Washington, D.C. 20549




Current Report Pursuant to Regulation A


Date of Report: May 4, 2020

(Date of earliest event reported)



(Exact name of issuer as specified in its charter)


Delaware   81-4706993

(State or other jurisdiction of

incorporation or organization)


(I.R.S. Employer

Identification No.)


2110 Narcissus Ct.

Venice, California 90291

(Full mailing address of principal executive offices)


(844) 933-3287

(Issuer’s telephone number, including area code)


Title of each class of securities issued pursuant to Regulation A: Class A voting Common Stock, par value $0.0001 per share


This Current Report on Form 1-U is issued in accordance with Rule 257(b)(4) of Regulation A, and is neither an offer to sell any securities, nor a solicitation of an offer to buy, nor shall there be any sale of any such securities in any state or jurisdiction in which such offer, solicitation or sale would be unlawful prior to registration or qualification under the securities laws of any such state or jurisdiction.

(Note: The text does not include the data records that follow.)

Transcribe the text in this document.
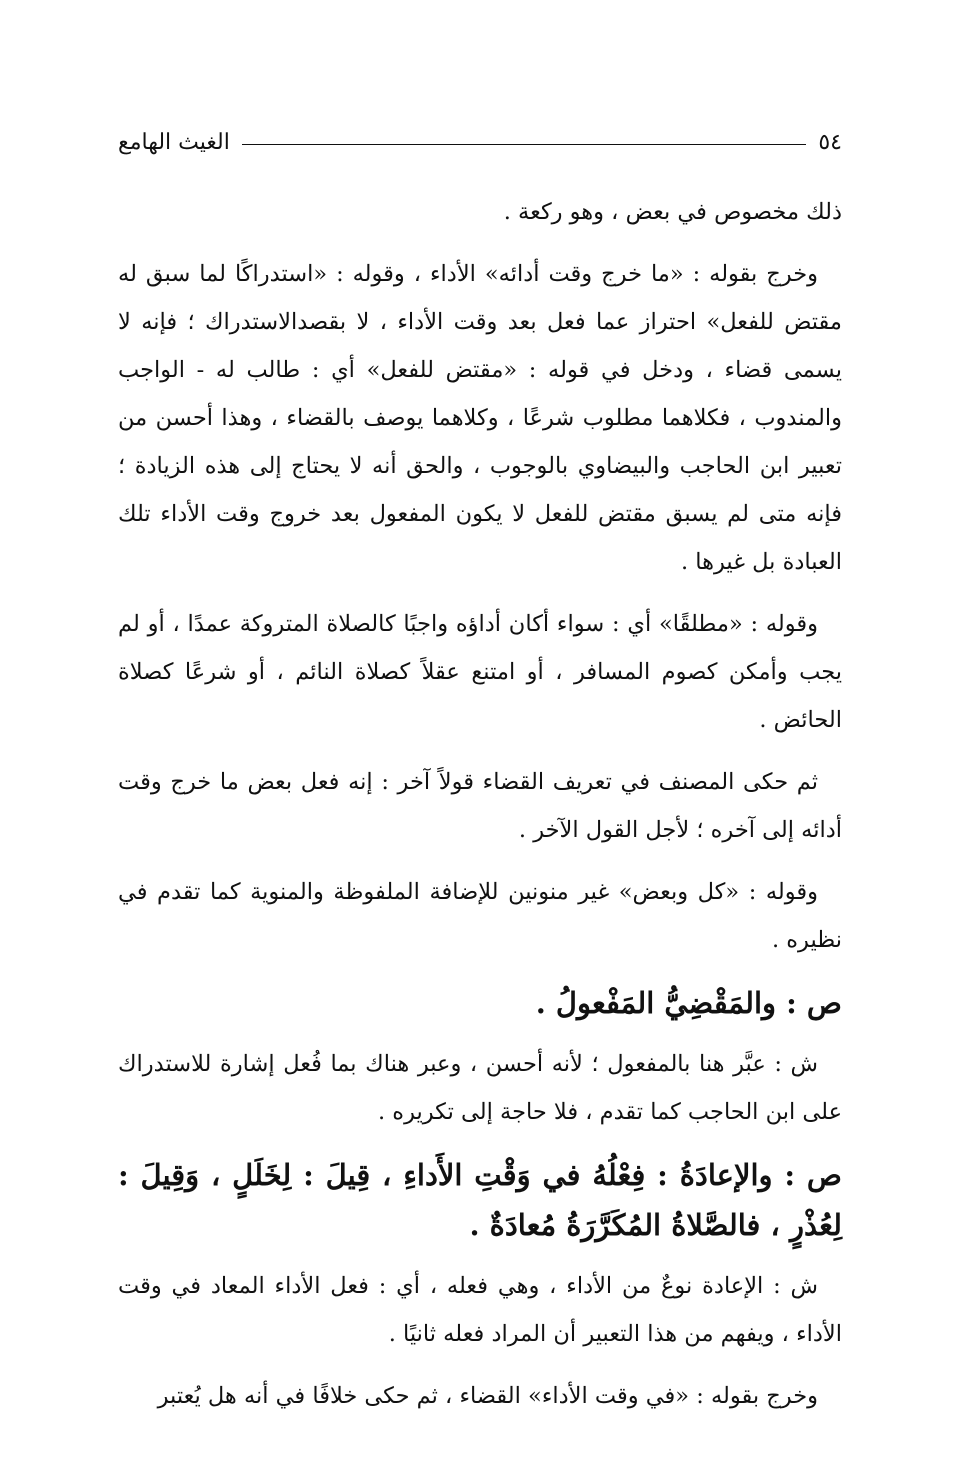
٥٤
الغيث الهامع

ذلك مخصوص في بعض ، وهو ركعة .

وخرج بقوله : «ما خرج وقت أدائه» الأداء ، وقوله : «استدراكًا لما سبق له مقتض للفعل» احتراز عما فعل بعد وقت الأداء ، لا بقصدالاستدراك ؛ فإنه لا يسمى قضاء ، ودخل في قوله : «مقتض للفعل» أي : طالب له - الواجب والمندوب ، فكلاهما مطلوب شرعًا ، وكلاهما يوصف بالقضاء ، وهذا أحسن من تعبير ابن الحاجب والبيضاوي بالوجوب ، والحق أنه لا يحتاج إلى هذه الزيادة ؛ فإنه متى لم يسبق مقتض للفعل لا يكون المفعول بعد خروج وقت الأداء تلك العبادة بل غيرها .

وقوله : «مطلقًا» أي : سواء أكان أداؤه واجبًا كالصلاة المتروكة عمدًا ، أو لم يجب وأمكن كصوم المسافر ، أو امتنع عقلاً كصلاة النائم ، أو شرعًا كصلاة الحائض .

ثم حكى المصنف في تعريف القضاء قولاً آخر : إنه فعل بعض ما خرج وقت أدائه إلى آخره ؛ لأجل القول الآخر .

وقوله : «كل وبعض» غير منونين للإضافة الملفوظة والمنوية كما تقدم في نظيره .

ص : والمَقْضِيُّ المَفْعولُ .

ش : عبَّر هنا بالمفعول ؛ لأنه أحسن ، وعبر هناك بما فُعل إشارة للاستدراك على ابن الحاجب كما تقدم ، فلا حاجة إلى تكريره .

ص : والإعادَةُ : فِعْلُهُ في وَقْتِ الأَداءِ ، قِيلَ : لِخَلَلٍ ، وَقِيلَ : لِعُذْرٍ ، فالصَّلاةُ المُكَرَّرَةُ مُعادَةٌ .

ش : الإعادة نوعٌ من الأداء ، وهي فعله ، أي : فعل الأداء المعاد في وقت الأداء ، ويفهم من هذا التعبير أن المراد فعله ثانيًا .

وخرج بقوله : «في وقت الأداء» القضاء ، ثم حكى خلافًا في أنه هل يُعتبر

Eleventh Amendment to ExWorks Loan and Security Agreement


On May 22, 2020, the Company and its subsidiaries entered into an Eleventh Amendment to the Loan and Security Agreement (the “Eleventh Amendment to the Loan Agreement”) with ExWorks Capital Fund I, L.P., a Delaware limited partnership (“ExWorks”). Under the terms of the Eleventh Amendment to the Loan Agreement, ExWorks has agreed to enter into an amendment to the ExWorks note (the “Fifth Amended Note”) pursuant to which the principal amount owed under the note would be reduced from $18,800,000.00 to $18,574,429.72 and the maturity date of the note and related obligations under the loan agreement, as amended, was extended to December 31, 2020.


The foregoing summary of the terms and conditions of the Eleventh Amendment to the Loan Agreement and the Fifth Amended Note are qualified in their entirety by the definitive Eleventh Amendment and the Fifth Amended Note, which are attached hereto as Exhibit 6.1 and Exhibit 6.2, respectively, and are incorporated herein by reference.


Resignation of Stormy Simon


As previously reported in our Current Report on Form 1-U filed on May 6, 2020 (the “May 6 Current Report”), on May 4, 2020, the Company’s then Chief Executive, Stormy Simon, resigned from her position as Chief Executive Officer. At the same time, she also resigned from the Company’s board of directors. The Company inadvertently reported in the May 6 Current Report that Ms. Simon would be remaining on the board of directors. That announcement was made in error. Ms. Simon’s resignation from the board and as CEO were both effective as of May 4, 2020.







Pursuant to the requirements of Regulation A, the issuer has duly caused this report to be signed on its behalf by the undersigned, thereunto duly authorized.


  Hightimes Holding Corp.
  a Delaware corporation
  by: /s/ Adam E. Levin
  Name: Adam E. Levin
  Its: Executive Chairman of the Board
  Date: May 22, 2020





Exhibits to Form 1-U


Index to Exhibits


Exhibit No.   Description
6.1   Form of Eleventh Amendment to the Loan and Security Agreement, dated May 22, 2020, between Hightimes Holding Corp., its subsidiaries, and ExWorks Capital Fund I, L.P.
6.2   Form of Fifth Amended and Restated Senior Secured Convertible Note, dated May 22, 2020, issued by Hightimes Holding Corp. and its subsidiaries to ExWorks Capital Fund I, L.P.